The HHS Office for Civil Rights (OCR) is required to perform periodic audits of healthcare entities to assess their compliance with the Health Insurance Portability and Accountability Act of 1996 (HIPAA) Security Rule requirements. This requirement stems from the Health Information Technology for Economic and Clinical Health (HITECH) Act.
However, the OIG found that OCR’s oversight of its HIPAA audit program “was not effective at improving cybersecurity protections at covered entities and business associates.”
While OCR fulfilled its requirement under the HITECH Act to perform periodic HIPAA audits, the watchdog said that OCR’s HIPAA audit implementation was “too narrowly scoped to effectively assess ePHI protections and demonstrate a reduction of risks within the healthcare sector.”
Specifically, the report says that OCR’s audits consisted of assessing only eight of 180 HIPAA Rules requirements.
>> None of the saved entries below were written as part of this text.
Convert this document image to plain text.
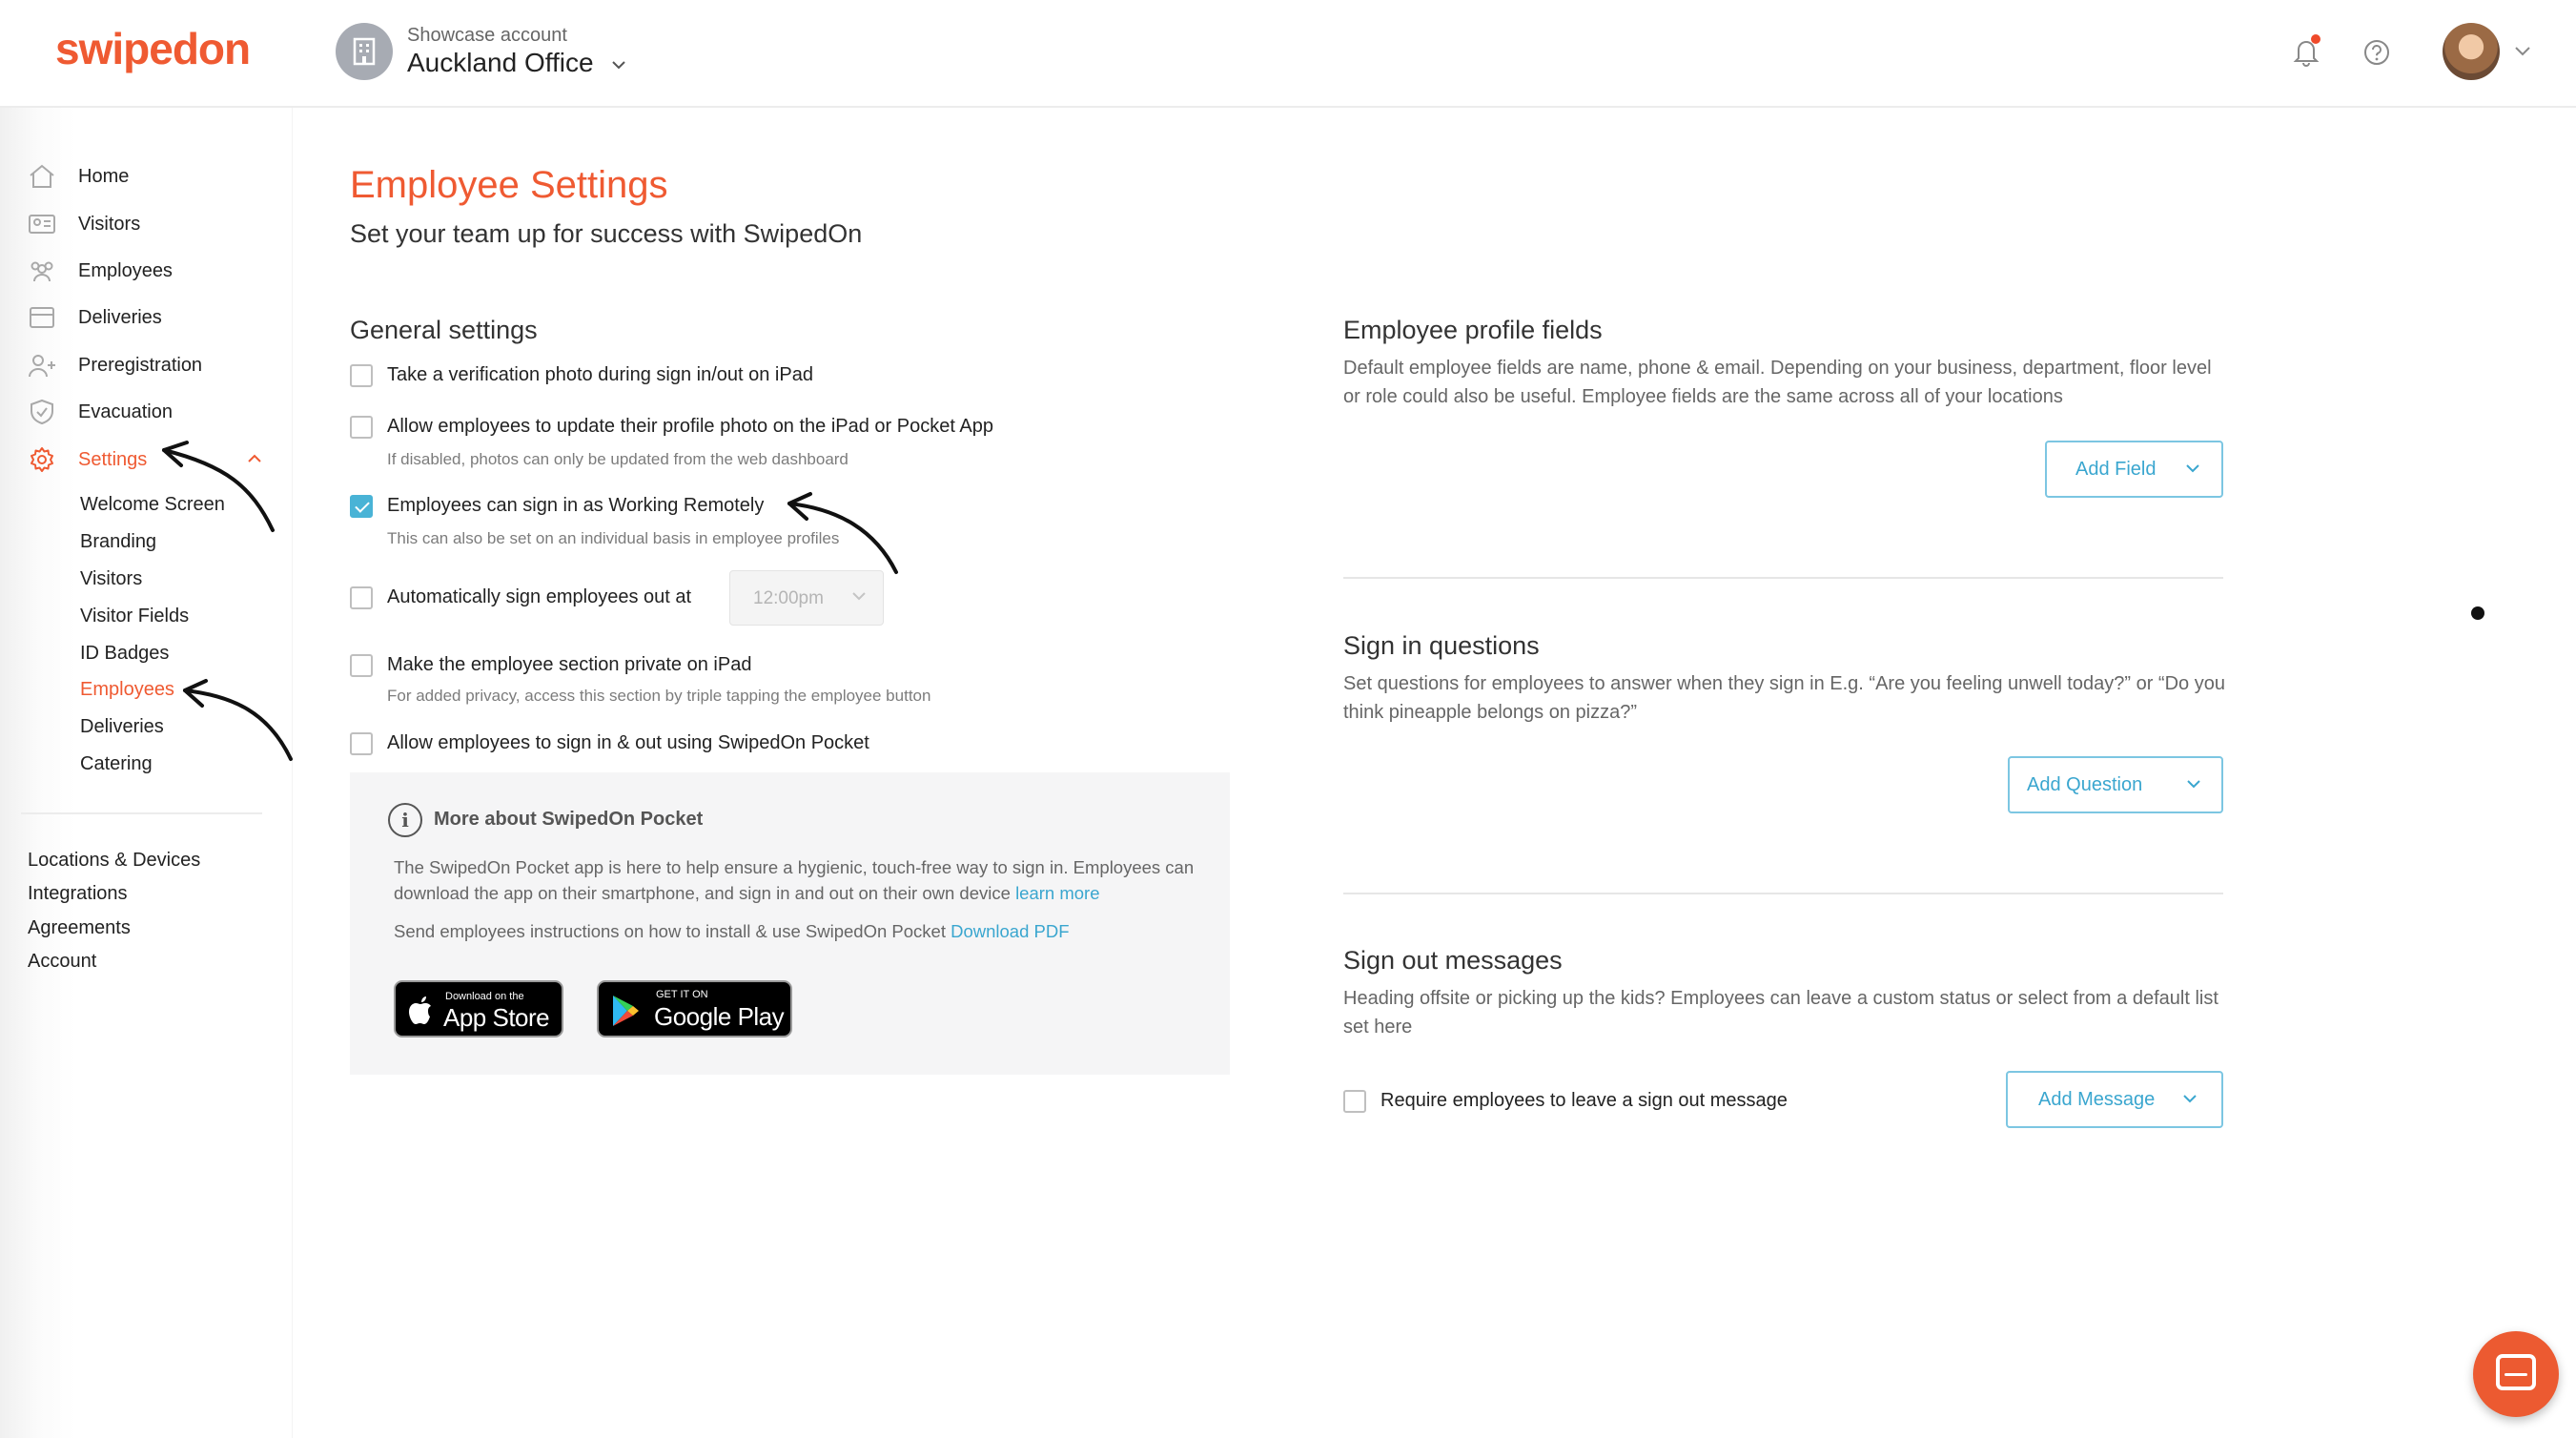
swipedon	Showcase account
Auckland Office
Home
Visitors
Employees
Deliveries
Preregistration
Evacuation
Settings
Welcome Screen
Branding
Visitors
Visitor Fields
ID Badges
Employees
Deliveries
Catering
Locations & Devices
Integrations
Agreements
Account
Employee Settings
Set your team up for success with SwipedOn
General settings
Take a verification photo during sign in/out on iPad
Allow employees to update their profile photo on the iPad or Pocket App
If disabled, photos can only be updated from the web dashboard
Employees can sign in as Working Remotely
This can also be set on an individual basis in employee profiles
Automatically sign employees out at	12:00pm
Make the employee section private on iPad
For added privacy, access this section by triple tapping the employee button
Allow employees to sign in & out using SwipedOn Pocket
i	More about SwipedOn Pocket
The SwipedOn Pocket app is here to help ensure a hygienic, touch-free way to sign in. Employees can download the app on their smartphone, and sign in and out on their own device learn more
Send employees instructions on how to install & use SwipedOn Pocket Download PDF
Download on the
App Store
GET IT ON
Google Play
Employee profile fields
Default employee fields are name, phone & email. Depending on your business, department, floor level or role could also be useful. Employee fields are the same across all of your locations
Add Field
Sign in questions
Set questions for employees to answer when they sign in E.g. “Are you feeling unwell today?” or “Do you think pineapple belongs on pizza?”
Add Question
Sign out messages
Heading offsite or picking up the kids? Employees can leave a custom status or select from a default list set here
Require employees to leave a sign out message	Add Message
Notably, only two of those eight requirements were related to Security Rule administrative safeguards and none were related to physical and technical security safeguards.
The physical and technical safeguards help to protect entities and their systems from “unauthorized intrusion and access to ePHI,” according to the OIG.
“Therefore, OCR missed the opportunity to identify physical and technical deficiencies that should be remediated to reduce risks within the healthcare sector. Further, entities’ ePHI may be vulnerable to compromise by bad actors or accidental exposure by an unintentional mishap,” the report says.
The OIG made four recommendations to OCR, including that it expand the scope of its HIPAA audits to assess compliance with physical and technical safeguards from the Security Rule.
It also recommended that OCR document and implement standards and guidance for ensuring that any deficiencies identified during the HIPAA audits are corrected in a timely manner. Additionally, it wants the office to set criteria for determining whether a compliance issue identified during a HIPAA audit should result in OCR initiating a compliance review.
Lastly, the OIG recommended that OCR define metrics for monitoring the effectiveness of its HIPAA audits at improving audited entities’ protections over ePHI and periodically review these metrics.
OCR agreed with three of the four recommendations. It did not agree with the second recommendation, noting that under the HITECH Act, “entities can choose to pay civil money penalties instead of addressing HIPAA deficiencies through corrective action plans and cannot be compelled to sign resolution agreements or promptly correct issues.”
The report was publicly released the same week that Sens. Bill Cassidy, R-La., Maggie Hassan, D-N.H., John Cornyn, R-Texas, and Mark Warner, D-Va., introduced a bill aiming to bolster cybersecurity in the healthcare sector and safeguard Americans’ health data.
The bill – called the Health Care Cybersecurity and Resiliency Act of 2024 – would require HHS to update the HIPAA regulations for HIPAA-covered entities and business associates to use modern cybersecurity practices. These include multi-factor authentication, safeguards to encrypt protected health information, and requirements to conduct other “audits” such as penetration testing.